Although a particular style cannot be attributed to Domenech, the vocabulary of his designs ranged from the purest Neoclassical to the most intricate eccletic. In this case, Domenech referred to the Renaissance Italian Palazzo as a model, a theme repeated in other properties both in Ponce and Mayaguez. However stern, the Batiz Residence displays a greater degree of mannerism over eclecticism, resulting in one of Ponce's most distinguished structures.

==Sale of the residence==
The property was purchased in the 1920s as the city residence of Antonio Batiz Olivera, a wealthy coffee plantation owner. During his visits to Ponce the house was said to be filled with light and music. Great balls, concerts and intellectual gatherings characterized the Batiz family and, thus, the house.

The structure has never been altered from what Domenech designed. Only minor maintenance work has been carried out during its many years of forgotten splendor.

The Batiz Residence today is a monument to omenech wnd his works, and a veminder of the aristocracy of the years prior to the Great Depression.

==Physical appearance and description==
The Batiz Residence is located on the southeast corner of Villa Street at Mendez Vigo Street. It occupies a plot of land 1145 meters square, bordered by Villa Street on the north and Luna Street on the south.

This structure of stuccoed brick and rubble consists of two stories set on a podium approximately four feet above street level. The property follows a U-shaped plan, creating a rectangular courtyard enclosed at the rear by a garden wall. The roof is flat, of wood and brick construction.

The main facade is divided into five bays in an A-B-A rhythm established by a single-bay central section and flanking two-bay sections. Rustic quoins turn the east and west corners of the facade. An italianate cornice spans the roof-line between the rusticated quoins.

At the first level, a recessed loggia is created by an arcade of segmental arches supported by diminished Doric columns on pedestals. Balusters enclose the arcade. The central bay is separated from the rest by a one-storey pair of rusticated pilasters. This bay breaks the podium for access to the main entrance and incorporates a round arch beginning at a point lower than the other arches. Inside the loggia the central doorway is flanked by rusticated segmental arches with full-height, double-shutter jalousies.

A continuous string course separates the first floor from the second.
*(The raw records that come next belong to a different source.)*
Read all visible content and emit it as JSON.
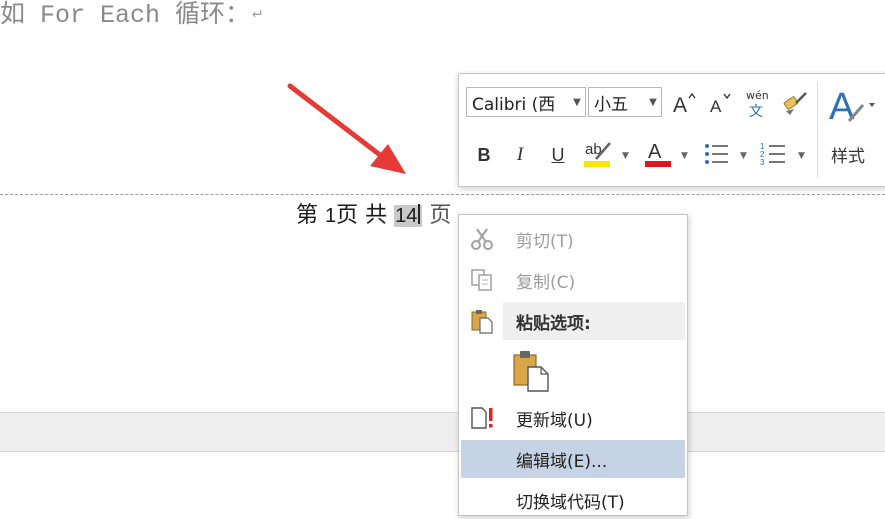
{
  "document": {
    "top_line": "如 For Each 循环：",
    "para_mark": "↵",
    "footer": {
      "prefix": "第",
      "current_page": "1",
      "middle": "页 共",
      "total_page": "14",
      "suffix": "页"
    }
  },
  "mini_toolbar": {
    "font_name": "Calibri (西",
    "font_size": "小五",
    "phonetic_label": "wén",
    "phonetic_char": "文",
    "bold_label": "B",
    "italic_label": "I",
    "underline_label": "U",
    "highlight_label": "ab",
    "font_color_label": "A",
    "styles_label": "样式",
    "colors": {
      "highlight": "#f6e600",
      "font_color": "#e0141e",
      "styles_accent": "#2e6fb7"
    }
  },
  "context_menu": {
    "items": [
      {
        "label": "剪切(T)",
        "icon": "scissors-icon",
        "enabled": false
      },
      {
        "label": "复制(C)",
        "icon": "copy-icon",
        "enabled": false
      },
      {
        "label": "粘贴选项:",
        "icon": "paste-icon",
        "enabled": true
      },
      {
        "label": "更新域(U)",
        "icon": "update-field-icon",
        "enabled": true
      },
      {
        "label": "编辑域(E)...",
        "icon": "",
        "enabled": true
      },
      {
        "label": "切换域代码(T)",
        "icon": "",
        "enabled": true
      }
    ],
    "hover_color": "#c5d3e5"
  },
  "annotation": {
    "arrow_color": "#e53a36"
  }
}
At the upper level there are five rusticated openings similar to those of the first storey. The three inner bays open to a continuous balcony with wrought iron railing in intricate decorative patterns. Iron trellises support a decorative balcony roof.
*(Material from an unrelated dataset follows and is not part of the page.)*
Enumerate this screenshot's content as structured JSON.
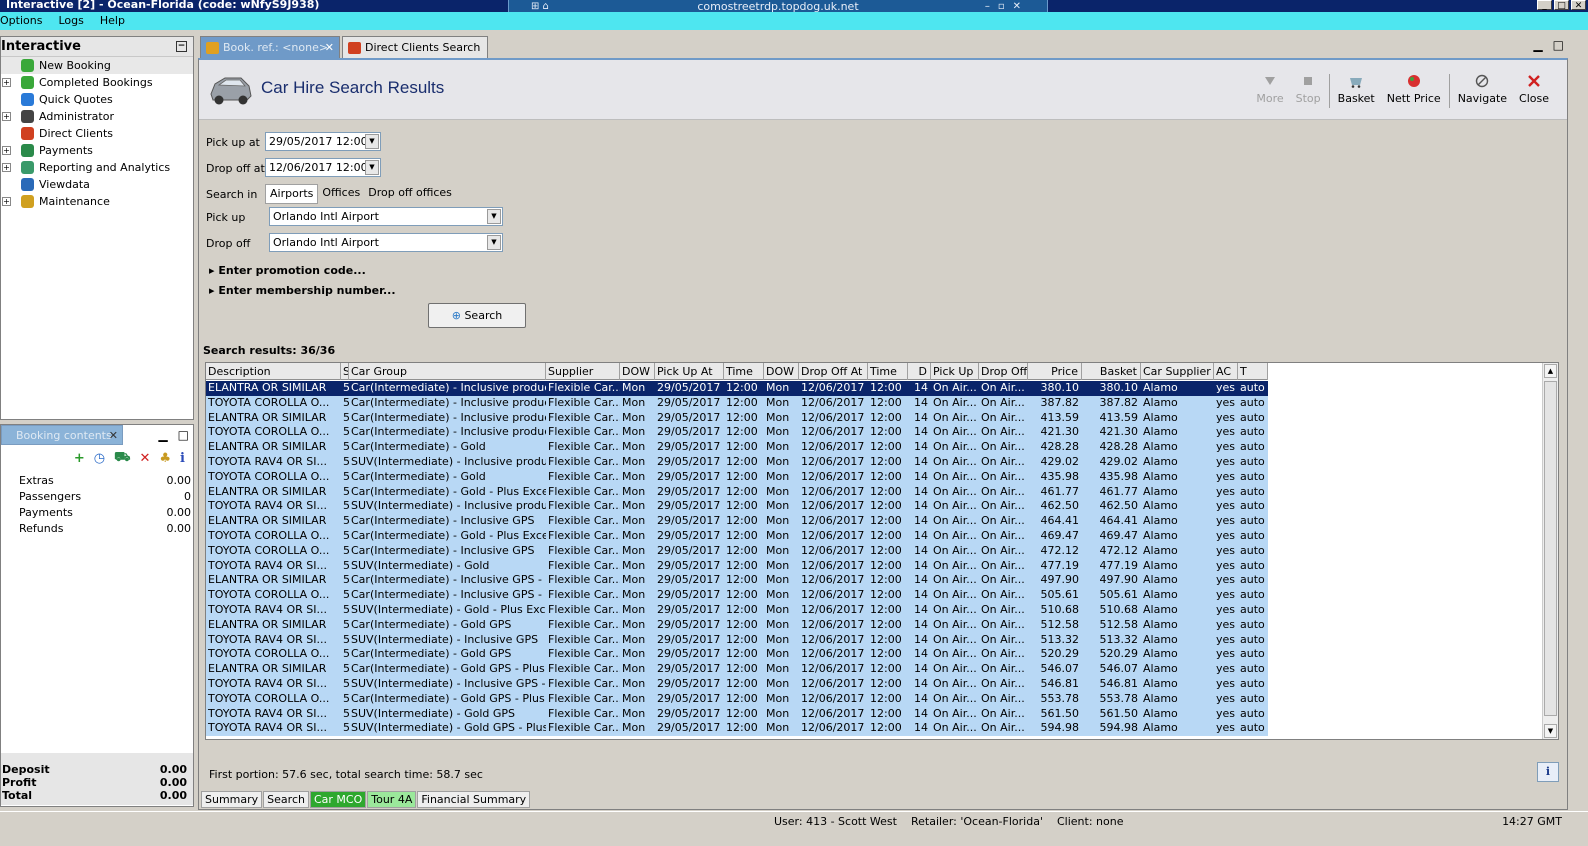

The west facade is divided by rusticated pilasters into three sections of two, three, and one bay respectively, from north to south. South of the sixth bay extends a one-storey section which serves as a port-cochere. The fenestration at the west facade is similar to that at the main, except with circular arches at the upper level. At the lower level, another circular arch of larger proportions opens at the sixth bay.

The interiors are divided into three separate apartments: two similarly distributed residential units at the first level and a single large apartment at the second. The living quarters, kitchen, and servants' quarters of the upper floor are reached via a series of louvered galleries that open to the courtyard. The living room boasts original crystal chandeliers and electric features. Floors are generally of polished wood and ceilings of ornate pressed sheet-metal. The living room windows open to the balcony which has marble floors and iron railings.

The Batiz Residence serves as an example of the historic architectural trends of Ponce aristocracy.